Rio - Quem dera os partidos no poder não tratassem a Educação com tanto descaso. Basta dizer que o PNE (Plano Nacional de Educação), encaminhado ao Congresso em 2010, foi votado no Senado somente agora, em dezembro de 2013. E retorna à Câmara dos Deputados ano que vem…

Talvez convenha aos “300 picaretas” do Congresso que a nossa gente prossiga inculta. Caso contrário, eles não seriam eleitos, reeleitos, imortalizados na política brasileira, tratando-a como seu feudo.

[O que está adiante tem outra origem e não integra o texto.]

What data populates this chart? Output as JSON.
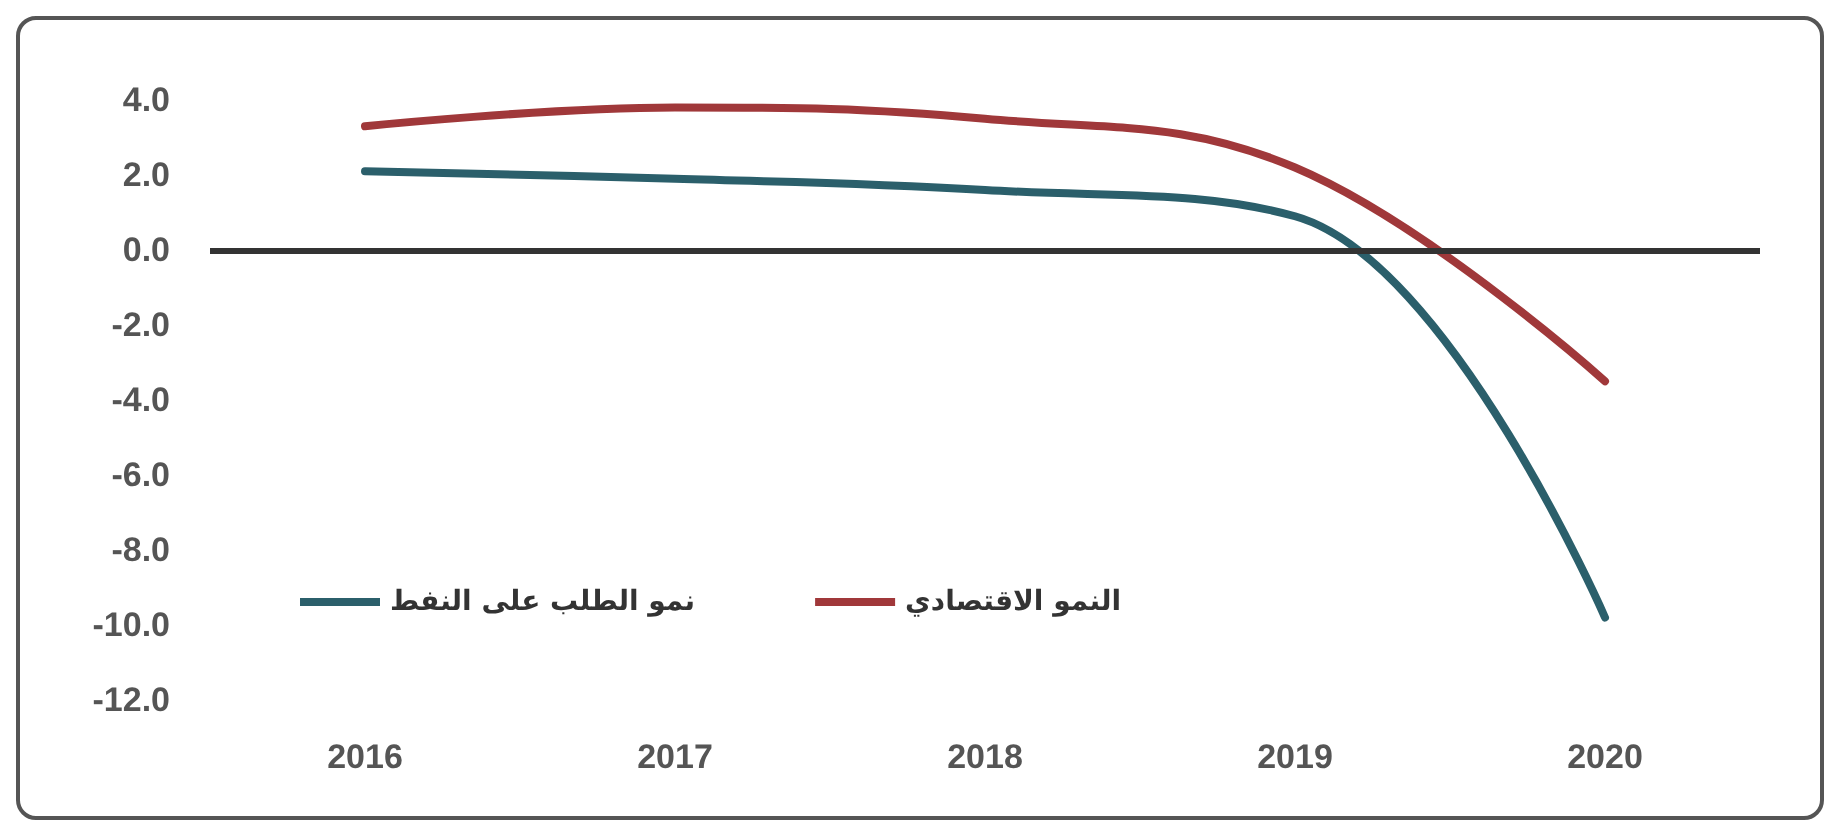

O Pisa, que mede a qualidade da Educação de alunos de 6 a 15 anos no mundo, acaba de divulgar seu relatório 2003-2012. Entre 65 nações, o Brasil ocupa o vergonhoso 58º lugar, embora tenha tido o maior avanço em Matemática entre alunos de 15 anos. Porém, pioramos dois pontos em matéria de leitura (haja TV e internet!) e não avançamos nem um ponto em ciências.
Nosso governo investe pouco em Educação. Pouco mais de 5% do PIB. O PNE propõe subir para 10%. O ideal seriam 12 a 15%, como fizeram os países da Ásia que, hoje, ocupam os primeiros lugares em Educação de qualidade.

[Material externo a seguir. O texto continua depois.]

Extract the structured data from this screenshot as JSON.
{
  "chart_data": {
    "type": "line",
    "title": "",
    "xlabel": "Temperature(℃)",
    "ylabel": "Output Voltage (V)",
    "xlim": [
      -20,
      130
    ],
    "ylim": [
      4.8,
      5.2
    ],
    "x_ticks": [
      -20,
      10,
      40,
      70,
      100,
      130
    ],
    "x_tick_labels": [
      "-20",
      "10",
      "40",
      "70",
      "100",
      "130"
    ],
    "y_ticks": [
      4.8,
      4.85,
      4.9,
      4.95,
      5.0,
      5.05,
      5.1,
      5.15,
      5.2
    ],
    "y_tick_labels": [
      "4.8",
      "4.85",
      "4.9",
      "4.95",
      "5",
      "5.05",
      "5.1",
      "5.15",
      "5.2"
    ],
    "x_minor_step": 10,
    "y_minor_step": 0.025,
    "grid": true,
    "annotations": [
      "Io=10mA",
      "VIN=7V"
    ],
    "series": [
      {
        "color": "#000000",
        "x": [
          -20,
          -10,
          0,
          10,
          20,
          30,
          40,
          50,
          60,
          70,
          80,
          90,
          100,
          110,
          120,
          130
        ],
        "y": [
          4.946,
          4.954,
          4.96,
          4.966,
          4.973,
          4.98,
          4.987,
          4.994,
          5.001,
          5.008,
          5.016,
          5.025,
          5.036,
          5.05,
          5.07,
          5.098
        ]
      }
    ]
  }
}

O Brasil jamais investiu e incentivou a Educação Infantil, de 0 a 6 anos. Ela é a base para que as pessoas venham a ter melhor desempenho na escola e na atividade profissional.
Entre os estados do Brasil, o que recebeu melhor nota no Pisa 2012 foi o Espírito Santo. O Distrito Federal ficou em segundo lugar. Minas, em sexto, São Paulo em sétimo. E Rio em décimo. Na rabeira figuram Maranhão e Alagoas, governados até hoje por oligarquias políticas.

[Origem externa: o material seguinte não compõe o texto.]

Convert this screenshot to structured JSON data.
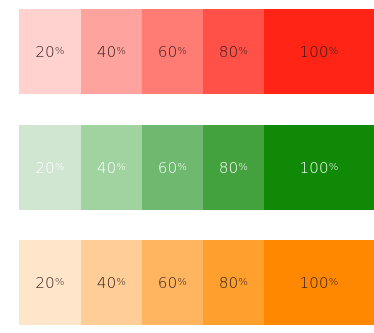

Dados do IBGE (Pnad 2012) divulgados no fim de novembro revelam algo estarrecedor: 9,6 milhões de jovens brasileiros, entre 15 e 29 anos, não estudam nem trabalham. É a turma do ‘nem-nem’. Isto equivale a uma entre cada cinco pessoas da respectiva faixa etária. Mais do que a população de Pernambuco, que no Censo de 2010 somava 8,7 milhões de pessoas.

Diante desse dado, não surpreende a força do narcotráfico e o alto número de jovens daquela faixa de idade que são assassinos ou assassinados. Como viver ou se ocupar sem estudar e/ou trabalhar?

Neste Natal, se ainda acreditasse em Papai Noel, eu pediria a ele o único presente capaz de salvar a nação brasileira: Educação. Como a ilusão acabou, resta a mim e a todos a ação cidadã, para que Educação seja considerada prioridade nacional. A começar pela aprovação do projeto do senador Cristovam Buarque, que obriga todo político a matricular seus filhos em escolas públicas.